After spending thousands of dollars in legal fees in an administrative proceeding before the Montana Public Service Commission, and staring down the barrel of thousands more, Parker withdrew his application, recognizing that fighting through a statutory scheme designed to favor large incumbents would be futile.
Now, represented by Pacific Legal Foundation, Parker is suing Montana and its Public Service Commission for violating his constitutional right to earn a living under the Montana Constitution and the Fourteenth Amendment to the United States Constitution.
The requirement that new businesses prove a “need” for their services has no basis in legitimate concerns about health and safety. It exists solely to protect established companies from competition. In this instance, there is no legitimate justification to prohibit Noland’s business.
These laws inhibit economic liberty and are unconstitutional. But they are often difficult to challenge in court.
Courts review the constitutionality of economic regulations under the “rational basis test,” under which the constitutionality of a government act is upheld, so long as it is “rationally related to a legitimate government interest.”
This test cannot be found in the Constitution and is so deferential to the government that it often amounts to little more than a rubber stamp for laws designed to privilege well-connected interest groups.
By contrast, courts review the constitutionality of fundamental rights, rights that “are deeply rooted in this Nation’s history and tradition,” under a much-more-rigorous standard of review called strict scrutiny. Under strict scrutiny, the challenged statute must be narrowly tailored to serve a compelling government purpose. This means that it must use the least-restrictive means possible to achieve a government objective that is truly essential, rather than a matter of mere policy preference. This standard provides far more protection than the rational basis test.
As the Supreme Court has defined the term, the right to earn a living is a fundamental right. It should receive the protections of review under the strict scrutiny standard, rather than the deferential rational basis test, because it is a right that finds longstanding support in English common law and American history.
The right to pursue the occupation of one’s choice was protected under English common law as far back as the Elizabethan Era. During the American Founding, James Madison observed: “[t]hat is not a just government, nor is property secure under it, where arbitrary restrictions, exemptions, and monopolies deny to part of its citizens that free use of their faculties, and free choice of their occupations.” During the congressional debates surrounding the ratification of the Fourteenth Amendment, both proponents and opponents of ratification believed that the Amendment protected the right to earn a living.
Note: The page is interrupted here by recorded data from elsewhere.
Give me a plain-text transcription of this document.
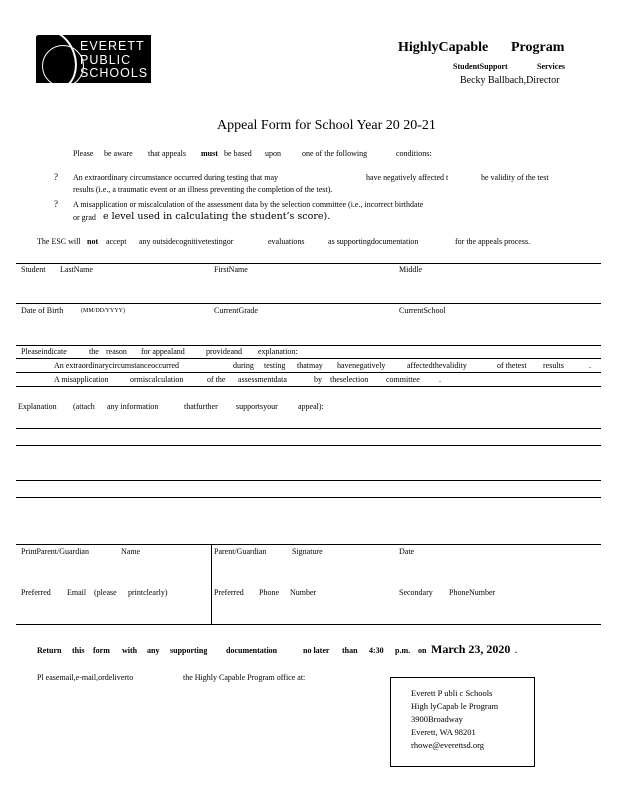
EVERETT
PUBLIC
SCHOOLS
HighlyCapable Program
StudentSupport	Services
Becky Ballbach,Director
Appeal Form for School Year 20 20-21
Please be aware that appeals must be based upon	one of the following	conditions:
? An extraordinary circumstance occurred during testing that may	have negatively affected t	he validity of the test
results (i.e., a traumatic event or an illness preventing the completion of the test).
? A misapplication or miscalculation of the assessment data by the selection committee (i.e., incorrect birthdate
or grad e level used in calculating the student’s score).
The ESC will not accept any outsidecognitivetestingor	evaluations	as supportingdocumentation	for the appeals process.
Student LastName	FirstName	Middle
Date of Birth	(MM/DD/YYYY)	CurrentGrade	CurrentSchool
Pleaseindicate	the reason for appealand	provideand explanation:
An extraordinarycircumstanceoccurred	during testing thatmay havenegatively	affectedthevalidity	of thetest results	.
A misapplication	ormiscalculation	of the assessmentdata	by theselection committee .
Explanation (attach any information	thatfurther supportsyour	appeal):
PrintParent/Guardian	Name	Parent/Guardian	Signature	Date
Preferred Email (please printclearly)	Preferred Phone Number	Secondary PhoneNumber
Return this form with any supporting documentation	no later than 4:30 p.m. on March 23, 2020 .
Pl easemail,e-mail,ordeliverto	the Highly Capable Program office at:
Everett P ubli c Schools
High lyCapab le Program
3900Broadway
Everett, WA 98201
rhowe@everettsd.org
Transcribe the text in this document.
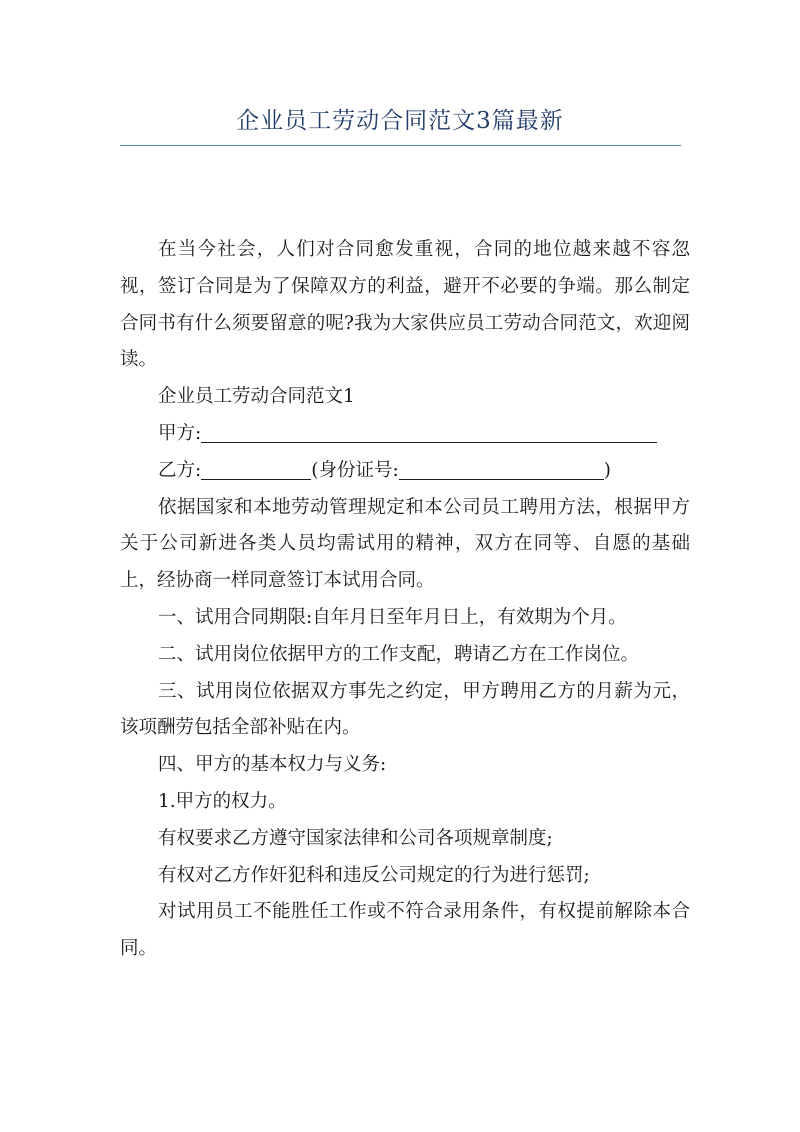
企业员工劳动合同范文3篇最新

在当今社会，人们对合同愈发重视，合同的地位越来越不容忽视，签订合同是为了保障双方的利益，避开不必要的争端。那么制定合同书有什么须要留意的呢?我为大家供应员工劳动合同范文，欢迎阅读。

企业员工劳动合同范文1

甲方:

乙方:	(身份证号:	)

依据国家和本地劳动管理规定和本公司员工聘用方法，根据甲方关于公司新进各类人员均需试用的精神，双方在同等、自愿的基础上，经协商一样同意签订本试用合同。

一、试用合同期限:自年月日至年月日上，有效期为个月。

二、试用岗位依据甲方的工作支配，聘请乙方在工作岗位。

三、试用岗位依据双方事先之约定，甲方聘用乙方的月薪为元，该项酬劳包括全部补贴在内。

四、甲方的基本权力与义务:

1.甲方的权力。

有权要求乙方遵守国家法律和公司各项规章制度;

有权对乙方作奸犯科和违反公司规定的行为进行惩罚;

对试用员工不能胜任工作或不符合录用条件，有权提前解除本合同。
The Supreme Court recently reaffirmed that rights that are derived from our nation’s history and tradition are fundamental rights in its recent opinions in Dobbs v. Jackson Women’s Health Organization and New York State Rifle & Pistol Association v. Bruen. As Judge James Ho of the Fifth Circuit Court of Appeals noted in a recent concurring opinion, “It’s not surprising that various scholars have determined that the right to earn a living is deeply rooted in our Nation’s history and tradition—and should thus be protected under our jurisprudence of unenumerated rights.” With a history of recognition from the golden age of England through the Reconstruction Era, it meets the definition of a fundamental right. Acknowledgement of this fact by the judiciary is long overdue.